Rocky - yes indeed a 'SilverOffice' would indeed be a good idea. I have clients reluctant to adopt Silverlight, and a major bet from Microsoft would certainly help the case (plus keep me out of the hell of JavaScript for the forseeable future :)
Friday, July 10, 2009 11:50:30 AM (Central Standard Time, UTC-06:00)
My point with not learning Javascript isn't that Javascript is a bad language (it has some very cool features indeed!).

Rather, my point is that you can minimize the number of tools/languages you need to learn/use to build a given application.

Unless you can use Javascript on your server, with a similar overall runtime API to the client, you need to learn client-side coding, server-side coding and database coding - each with rather different tools, languages, etc.

The advantage of Silverlight is that the .NET API is pretty consistent on client and server, and the language is consistent on client and server, and the tools are the same on client and server.

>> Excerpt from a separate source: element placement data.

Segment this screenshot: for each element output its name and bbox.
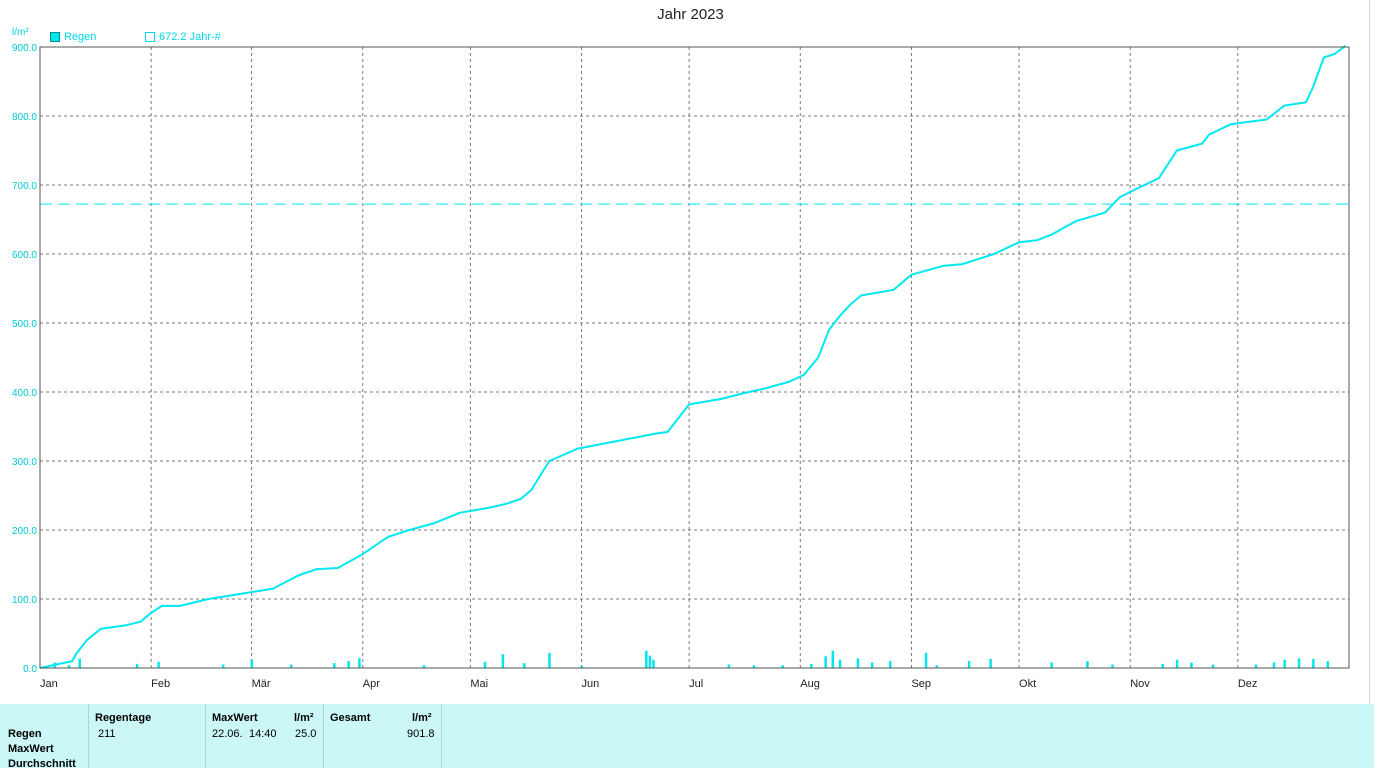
daily-rain-bar [838, 659, 842, 668]
daily-rain-bar [548, 652, 551, 668]
daily-rain-bar [1175, 659, 1179, 668]
daily-rain-bar [501, 654, 505, 668]
month-label: Jun [582, 678, 600, 690]
daily-rain-bar [967, 661, 971, 668]
value-regentage: 211 [98, 728, 116, 740]
daily-rain-bar [648, 655, 652, 668]
header-unit-2: l/m² [412, 712, 432, 724]
header-regentage: Regentage [95, 712, 152, 724]
daily-rain-bar [1111, 664, 1114, 668]
grid-lines [40, 47, 1349, 668]
row-label-regen: Regen [8, 728, 42, 740]
daily-rain-bar [250, 659, 254, 668]
daily-rain-bar [1283, 659, 1286, 668]
month-label: Dez [1238, 678, 1258, 690]
daily-rain-bar [935, 665, 939, 668]
daily-rain-bar [888, 661, 892, 668]
legend-item-regen: Regen [50, 31, 96, 43]
legend-label-regen: Regen [64, 31, 97, 43]
daily-rain-bar [483, 661, 487, 668]
rain-chart: 0.0 100.0 200.0 300.0 400.0 500.0 600.0 700.0 80… [12, 43, 1350, 690]
daily-rain-bar [1211, 664, 1215, 668]
daily-rain-bar [1086, 661, 1089, 668]
y-tick-label: 400.0 [12, 388, 37, 399]
month-label: Feb [151, 678, 170, 690]
daily-rain-bar [290, 664, 293, 668]
daily-rain-bar [1326, 661, 1329, 668]
month-label: Nov [1130, 678, 1150, 690]
header-unit-1: l/m² [294, 712, 314, 724]
plot-frame [39, 46, 1350, 669]
daily-rain-bar [1050, 662, 1053, 668]
daily-rain-bar [1254, 664, 1258, 668]
legend-swatch-filled-icon [50, 32, 60, 42]
daily-rain-bar [78, 658, 81, 668]
value-max-time: 14:40 [249, 728, 277, 740]
y-tick-label: 200.0 [12, 526, 37, 537]
y-tick-label: 800.0 [12, 112, 37, 123]
daily-rain-bar [781, 665, 784, 668]
y-tick-label: 500.0 [12, 319, 37, 330]
daily-rain-bar [422, 665, 426, 668]
daily-rain-bar [67, 665, 71, 668]
daily-rain-bar [135, 663, 139, 668]
daily-rain-bar [810, 663, 813, 668]
y-tick-label: 900.0 [12, 43, 37, 54]
y-tick-label: 0.0 [23, 664, 37, 675]
month-label: Jan [40, 678, 58, 690]
chart-title: Jahr 2023 [657, 6, 724, 23]
month-label: Okt [1019, 678, 1036, 690]
daily-rain-bar [989, 659, 992, 668]
y-tick-label: 100.0 [12, 595, 37, 606]
daily-rain-bar [824, 656, 827, 668]
daily-rain-bar [871, 662, 874, 668]
legend-swatch-empty-icon [145, 32, 155, 42]
month-label: Aug [800, 678, 820, 690]
y-tick-label: 700.0 [12, 181, 37, 192]
month-label: Jul [689, 678, 703, 690]
daily-rain-bar [1272, 662, 1276, 668]
daily-rain-bar [727, 664, 731, 668]
daily-rain-bar [333, 663, 336, 668]
right-scrollbar[interactable] [1369, 0, 1381, 704]
daily-rain-bar [523, 663, 526, 668]
legend-label-average: 672.2 Jahr-# [159, 31, 221, 43]
daily-rain-bar [645, 650, 648, 668]
row-label-durchschnitt: Durchschnitt [8, 758, 76, 770]
legend-item-average: 672.2 Jahr-# [145, 31, 221, 43]
month-label: Sep [911, 678, 931, 690]
daily-rain-bar [157, 661, 160, 668]
row-label-maxwert: MaxWert [8, 743, 54, 755]
summary-panel: Regen MaxWert Durchschnitt Regentage 211… [0, 704, 1374, 770]
month-label: Mai [470, 678, 488, 690]
daily-rain-bar [856, 658, 860, 668]
header-gesamt: Gesamt [330, 712, 371, 724]
daily-rain-bar [221, 664, 225, 668]
header-maxwert: MaxWert [212, 712, 258, 724]
daily-rain-bar [347, 661, 350, 668]
y-tick-label: 600.0 [12, 250, 37, 261]
month-label: Apr [363, 678, 380, 690]
daily-rain-bar [831, 650, 835, 668]
value-max-date: 22.06. [212, 728, 243, 740]
value-max-value: 25.0 [295, 728, 317, 740]
value-gesamt: 901.8 [407, 728, 435, 740]
month-label: Mär [252, 678, 271, 690]
daily-rain-bar [1190, 662, 1193, 668]
daily-rain-bar [1161, 663, 1165, 668]
daily-rain-bar [1297, 658, 1301, 668]
daily-rain-bar [1312, 659, 1315, 668]
cumulative-rain-line [39, 45, 1347, 669]
y-axis-unit: l/m² [12, 27, 29, 38]
y-tick-labels: 0.0 100.0 200.0 300.0 400.0 500.0 600.0 700.0 80… [12, 43, 37, 675]
daily-rain-bar [580, 665, 584, 668]
daily-rain-bar [752, 665, 756, 668]
daily-rain-bar [924, 652, 928, 668]
x-tick-labels: Jan Feb Mär Apr Mai Jun Jul Aug Sep Okt Nov Dez [40, 678, 1257, 690]
y-tick-label: 300.0 [12, 457, 37, 468]
daily-rain-bar [358, 658, 361, 668]
daily-rain-bars [53, 650, 1329, 668]
daily-rain-bar [652, 659, 655, 668]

So you really need to learn two languages (SQL and one other), one set of tools, and one API. The overall platform is simpler and more unified.
Thursday, July 16, 2009 2:42:13 PM (Central Standard Time, UTC-06:00)
I agree with your assessment completely.

Although I do see a crossroads coming with Silverlight. No one likes switching gears writing apps in different languages in different tiers.

Microsoft is approaching the problem by providing a similar runtime/language on the client that has been available on the server.

The crossroads is Google is doing the inverse, working hard on javascript/html to make it a viable client with a probably server side javascript framework in development.

I think .Net is the better technology, I like javascript, but give me static typing any day. The problem is ,and this can be seen throughout computing history, the better technology doesn't win, the most popular one does. MS has created a lot of bad will over the years, and I see this come through all the time when you see people refusing to install Silverlight because it came from MS not because they don't like how it works.

I hope in 5 years we are all coding in a unified version of .Net that runs in the browser or the server, but I will not be surprised if we are all coding servers and rich clients in javascript either.
Justin
Sunday, July 19, 2009 7:06:47 PM (Central Standard Time, UTC-06:00)
I have heard the new browser office isn't going to use Silverlight.

I think that is too bad, would have been a real feather in the cap for MS and Silverlight.

I sure hope they can make some groundbreaking movement with Silverlight so it can catch on in the same manner that Flash has.

With the out of browser support, mesh support, etc... I see it becoming very entrenched and a powerful technology.